The Broderick family name is inextricable from the winding narrative of Northwest music. Siblings Heather and Peter release projects independently, produce albums for others, serve as session and touring musicians for countless bands, and act as entry points for many artists who are curious about the experimental vein of indie folk. But while they are both undoubtedly prolific, it is their mother's first ever album that garnered the attention of this site. Selah Broderick has played and recorded music her whole life, from gigs in dingy bars to pioneering yoga retreats, and Anam is a decades-spanning anthology of these sonic explorations. The recordings on Anam pull from the 70's up to present day, and capture traditional and original tunes, field recordings, tender guitar, vocal harmonization (yes, with her kids), and plenty of flute. The album is a beautiful history, but so interesting to hear and consider in the present. Below, you can find two very different, yet representative tracks.
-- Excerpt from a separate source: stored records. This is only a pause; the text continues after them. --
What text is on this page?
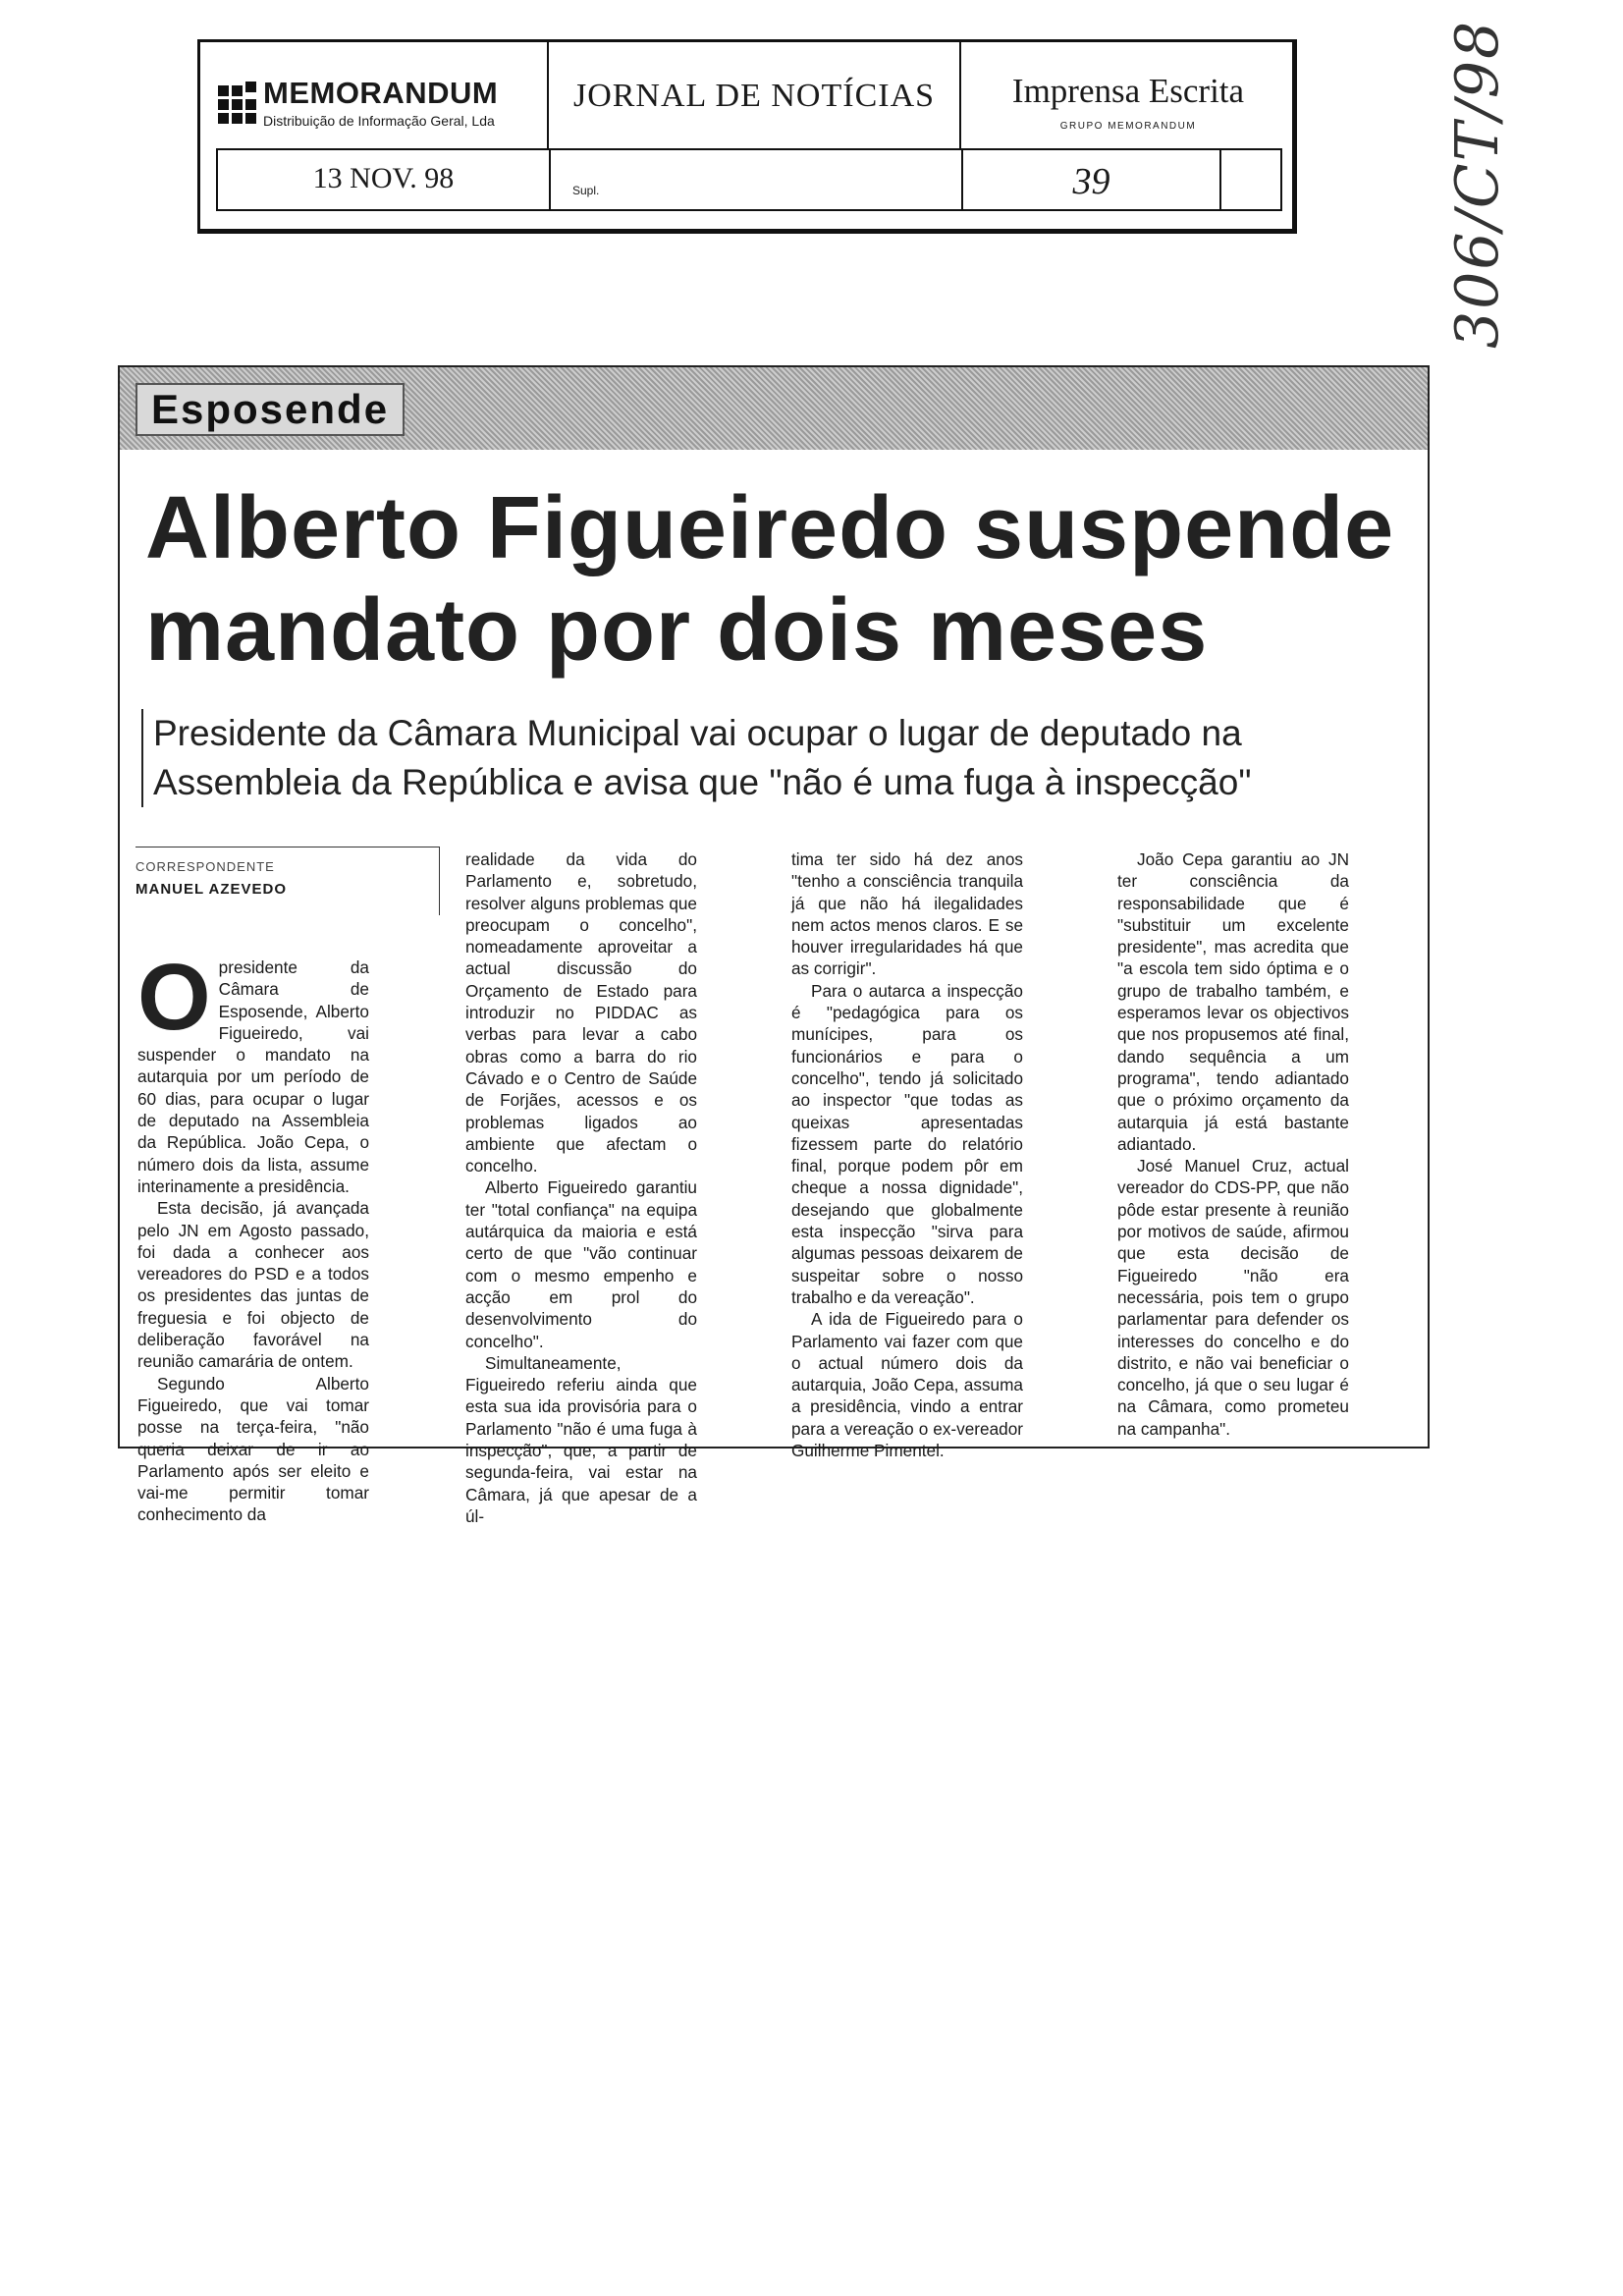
MEMORANDUM
Distribuição de Informação Geral, Lda
JORNAL DE NOTÍCIAS	Imprensa Escrita
GRUPO MEMORANDUM
13 NOV. 98	Supl.	39	306/CT/98
Esposende
Alberto Figueiredo suspende mandato por dois meses
Presidente da Câmara Municipal vai ocupar o lugar de deputado na Assembleia da República e avisa que "não é uma fuga à inspecção"
CORRESPONDENTE
MANUEL AZEVEDO

Opresidente da Câmara de Esposende, Alberto Figueiredo, vai suspender o mandato na autarquia por um período de 60 dias, para ocupar o lugar de deputado na Assembleia da República. João Cepa, o número dois da lista, assume interinamente a presidência.

Esta decisão, já avançada pelo JN em Agosto passado, foi dada a conhecer aos vereadores do PSD e a todos os presidentes das juntas de freguesia e foi objecto de deliberação favorável na reunião camarária de ontem.

Segundo Alberto Figueiredo, que vai tomar posse na terça-feira, "não queria deixar de ir ao Parlamento após ser eleito e vai-me permitir tomar conhecimento da

realidade da vida do Parlamento e, sobretudo, resolver alguns problemas que preocupam o concelho", nomeadamente aproveitar a actual discussão do Orçamento de Estado para introduzir no PIDDAC as verbas para levar a cabo obras como a barra do rio Cávado e o Centro de Saúde de Forjães, acessos e os problemas ligados ao ambiente que afectam o concelho.

Alberto Figueiredo garantiu ter "total confiança" na equipa autárquica da maioria e está certo de que "vão continuar com o mesmo empenho e acção em prol do desenvolvimento do concelho".

Simultaneamente, Figueiredo referiu ainda que esta sua ida provisória para o Parlamento "não é uma fuga à inspecção", que, a partir de segunda-feira, vai estar na Câmara, já que apesar de a úl-

tima ter sido há dez anos "tenho a consciência tranquila já que não há ilegalidades nem actos menos claros. E se houver irregularidades há que as corrigir".

Para o autarca a inspecção é "pedagógica para os munícipes, para os funcionários e para o concelho", tendo já solicitado ao inspector "que todas as queixas apresentadas fizessem parte do relatório final, porque podem pôr em cheque a nossa dignidade", desejando que globalmente esta inspecção "sirva para algumas pessoas deixarem de suspeitar sobre o nosso trabalho e da vereação".

A ida de Figueiredo para o Parlamento vai fazer com que o actual número dois da autarquia, João Cepa, assuma a presidência, vindo a entrar para a vereação o ex-vereador Guilherme Pimentel.

João Cepa garantiu ao JN ter consciência da responsabilidade que é "substituir um excelente presidente", mas acredita que "a escola tem sido óptima e o grupo de trabalho também, e esperamos levar os objectivos que nos propusemos até final, dando sequência a um programa", tendo adiantado que o próximo orçamento da autarquia já está bastante adiantado.

José Manuel Cruz, actual vereador do CDS-PP, que não pôde estar presente à reunião por motivos de saúde, afirmou que esta decisão de Figueiredo "não era necessária, pois tem o grupo parlamentar para defender os interesses do concelho e do distrito, e não vai beneficiar o concelho, já que o seu lugar é na Câmara, como prometeu na campanha".
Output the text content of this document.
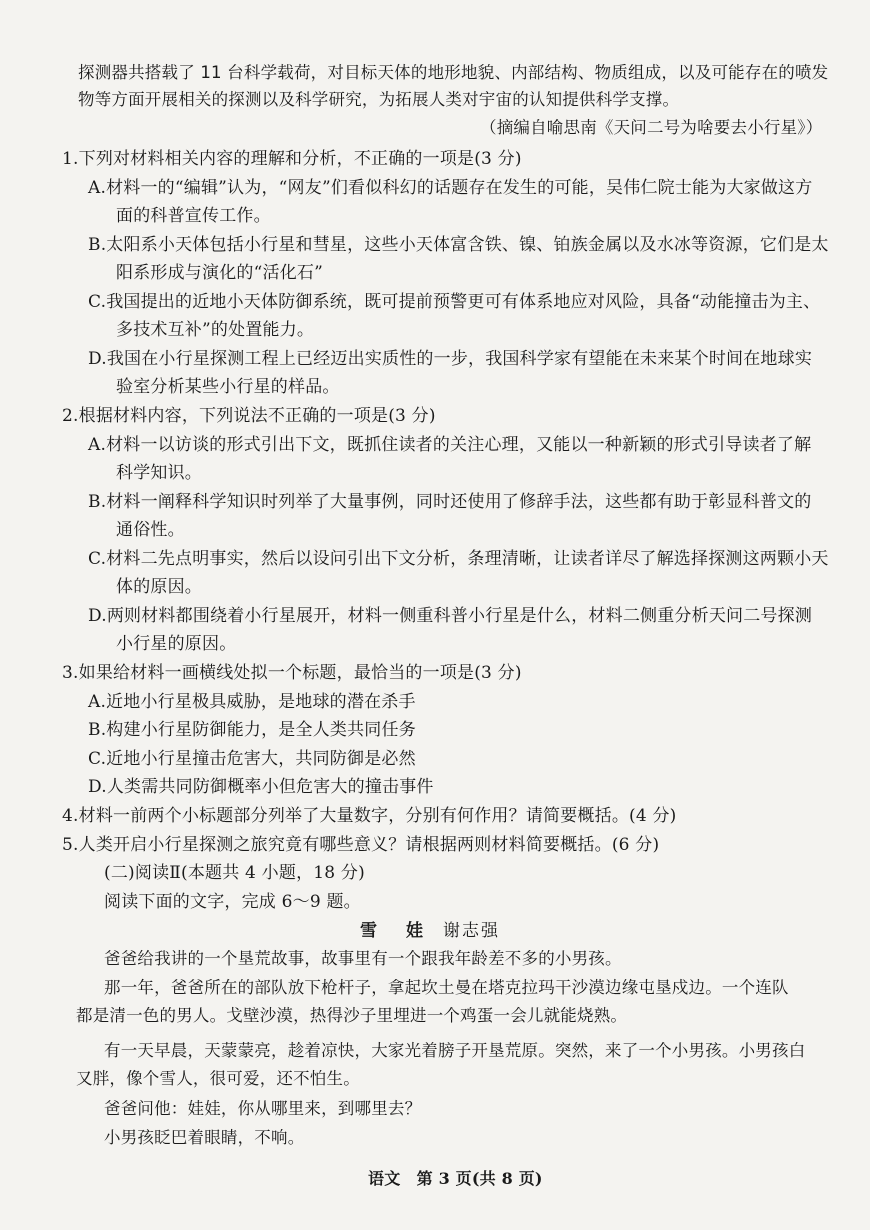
探测器共搭载了 11 台科学载荷，对目标天体的地形地貌、内部结构、物质组成，以及可能存在的喷发
物等方面开展相关的探测以及科学研究，为拓展人类对宇宙的认知提供科学支撑。
（摘编自喻思南《天问二号为啥要去小行星》）
1.下列对材料相关内容的理解和分析，不正确的一项是(3 分)
A.材料一的“编辑”认为，“网友”们看似科幻的话题存在发生的可能，吴伟仁院士能为大家做这方
面的科普宣传工作。
B.太阳系小天体包括小行星和彗星，这些小天体富含铁、镍、铂族金属以及水冰等资源，它们是太
阳系形成与演化的“活化石”
C.我国提出的近地小天体防御系统，既可提前预警更可有体系地应对风险，具备“动能撞击为主、
多技术互补”的处置能力。
D.我国在小行星探测工程上已经迈出实质性的一步，我国科学家有望能在未来某个时间在地球实
验室分析某些小行星的样品。
2.根据材料内容，下列说法不正确的一项是(3 分)
A.材料一以访谈的形式引出下文，既抓住读者的关注心理，又能以一种新颖的形式引导读者了解
科学知识。
B.材料一阐释科学知识时列举了大量事例，同时还使用了修辞手法，这些都有助于彰显科普文的
通俗性。
C.材料二先点明事实，然后以设问引出下文分析，条理清晰，让读者详尽了解选择探测这两颗小天
体的原因。
D.两则材料都围绕着小行星展开，材料一侧重科普小行星是什么，材料二侧重分析天问二号探测
小行星的原因。
3.如果给材料一画横线处拟一个标题，最恰当的一项是(3 分)
A.近地小行星极具威胁，是地球的潜在杀手
B.构建小行星防御能力，是全人类共同任务
C.近地小行星撞击危害大，共同防御是必然
D.人类需共同防御概率小但危害大的撞击事件
4.材料一前两个小标题部分列举了大量数字，分别有何作用？请简要概括。(4 分)
5.人类开启小行星探测之旅究竟有哪些意义？请根据两则材料简要概括。(6 分)
(二)阅读Ⅱ(本题共 4 小题，18 分)
阅读下面的文字，完成 6～9 题。
雪　娃 谢志强
爸爸给我讲的一个垦荒故事，故事里有一个跟我年龄差不多的小男孩。
那一年，爸爸所在的部队放下枪杆子，拿起坎土曼在塔克拉玛干沙漠边缘屯垦戍边。一个连队
都是清一色的男人。戈壁沙漠，热得沙子里埋进一个鸡蛋一会儿就能烧熟。
有一天早晨，天蒙蒙亮，趁着凉快，大家光着膀子开垦荒原。突然，来了一个小男孩。小男孩白
又胖，像个雪人，很可爱，还不怕生。
爸爸问他：娃娃，你从哪里来，到哪里去？
小男孩眨巴着眼睛，不响。
语文　第 3 页(共 8 页)
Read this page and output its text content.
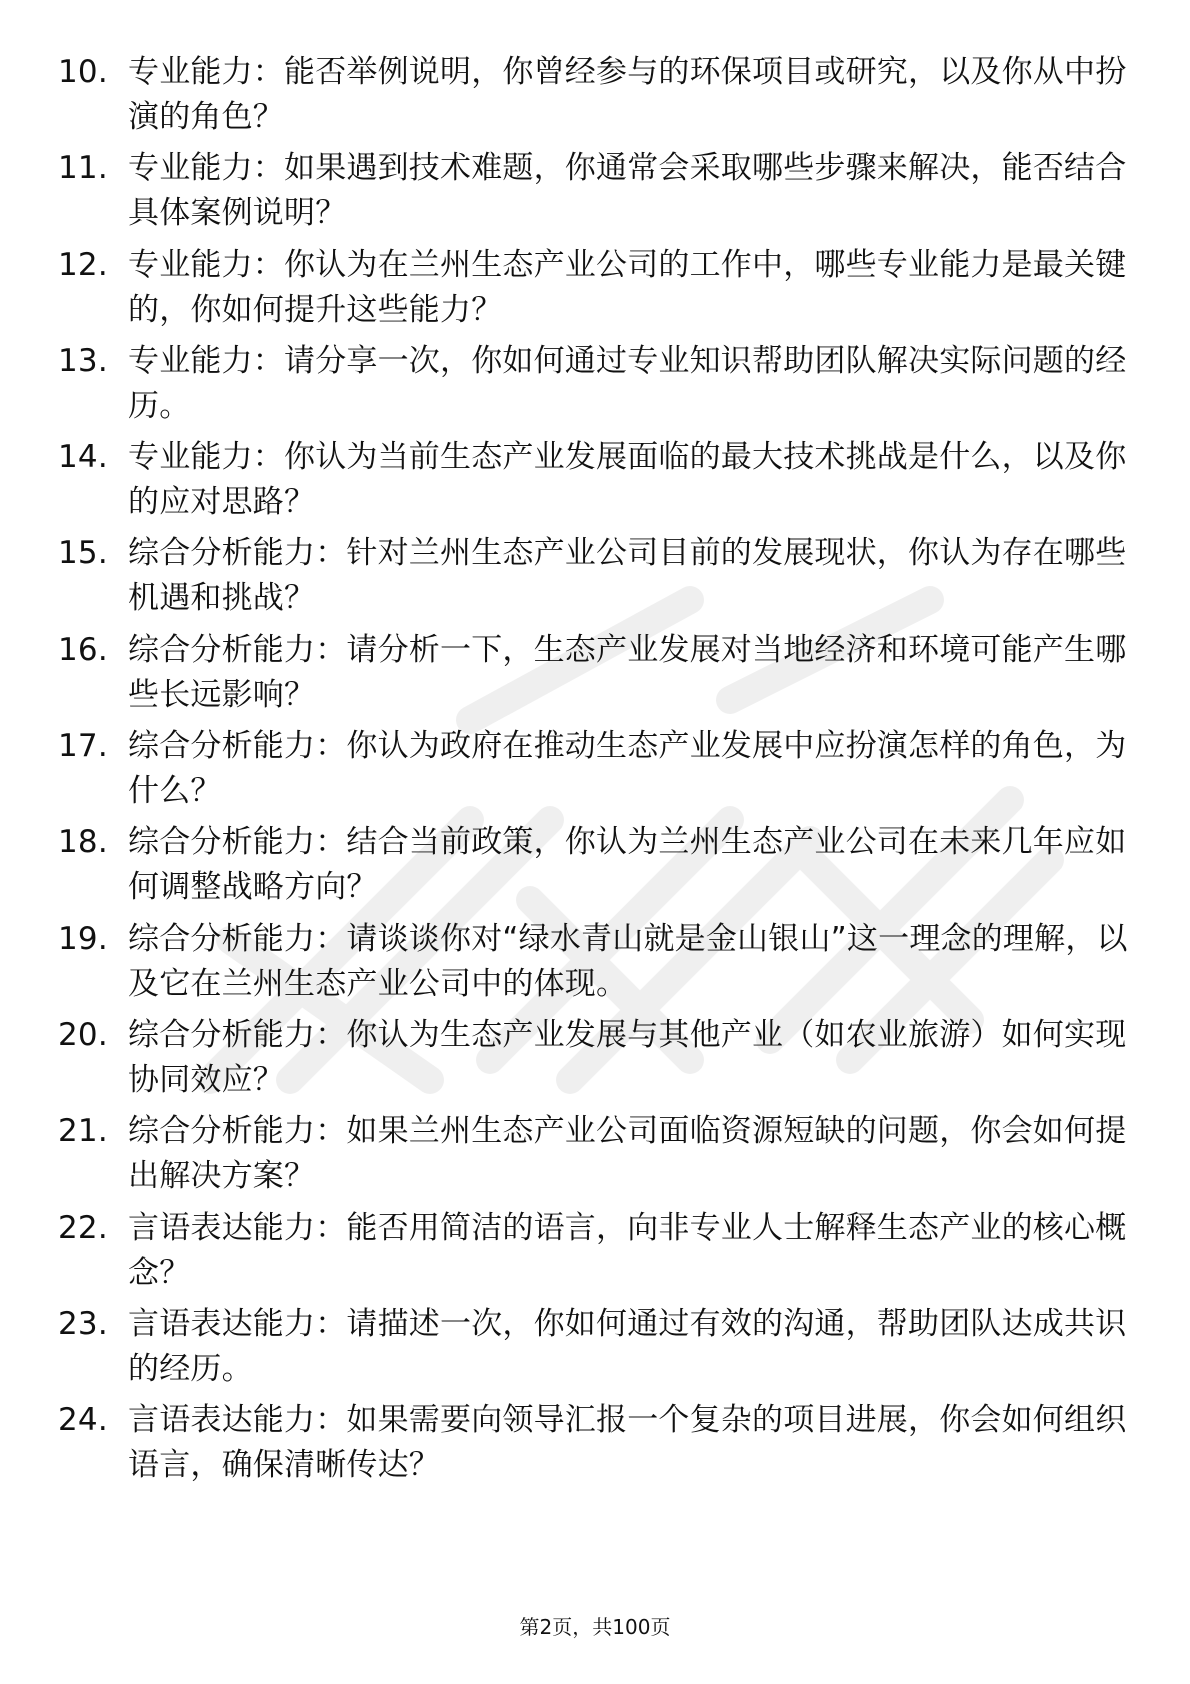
10. 专业能力：能否举例说明，你曾经参与的环保项目或研究，以及你从中扮演的角色？
11. 专业能力：如果遇到技术难题，你通常会采取哪些步骤来解决，能否结合具体案例说明？
12. 专业能力：你认为在兰州生态产业公司的工作中，哪些专业能力是最关键的，你如何提升这些能力？
13. 专业能力：请分享一次，你如何通过专业知识帮助团队解决实际问题的经历。
14. 专业能力：你认为当前生态产业发展面临的最大技术挑战是什么，以及你的应对思路？
15. 综合分析能力：针对兰州生态产业公司目前的发展现状，你认为存在哪些机遇和挑战？
16. 综合分析能力：请分析一下，生态产业发展对当地经济和环境可能产生哪些长远影响？
17. 综合分析能力：你认为政府在推动生态产业发展中应扮演怎样的角色，为什么？
18. 综合分析能力：结合当前政策，你认为兰州生态产业公司在未来几年应如何调整战略方向？
19. 综合分析能力：请谈谈你对“绿水青山就是金山银山”这一理念的理解，以及它在兰州生态产业公司中的体现。
20. 综合分析能力：你认为生态产业发展与其他产业（如农业旅游）如何实现协同效应？
21. 综合分析能力：如果兰州生态产业公司面临资源短缺的问题，你会如何提出解决方案？
22. 言语表达能力：能否用简洁的语言，向非专业人士解释生态产业的核心概念？
23. 言语表达能力：请描述一次，你如何通过有效的沟通，帮助团队达成共识的经历。
24. 言语表达能力：如果需要向领导汇报一个复杂的项目进展，你会如何组织语言，确保清晰传达？
第2页，共100页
Spirits & Reflections is also Mat Eric Hart's debut, and it too is a reflection on the artist's memories and experiences. However, the instrumental tracks on Hart's album are specifically inspired by his encounters with the natural world, interpreted then though his six-string. Recorded remotely in the French countryside, he asks us to join him for a while, to disconnect and let his carefully-crafted melodies inspire a state of meditation. All five compositions soothe, but back-to-back tracks,Ted and Samara especially stand out as highlights. Hear them both below, but it is highly recommended to sit with the entire album, uninterrupted, to appreciate the artist's desired intention.
Take care of yourself this week. Engage when necessary and disengage when your body and mind are telling you to do so. Music and meditation can be a salve, for sure, but they do not permit us to back away from criticizing unjust institutions and fighting against fascism.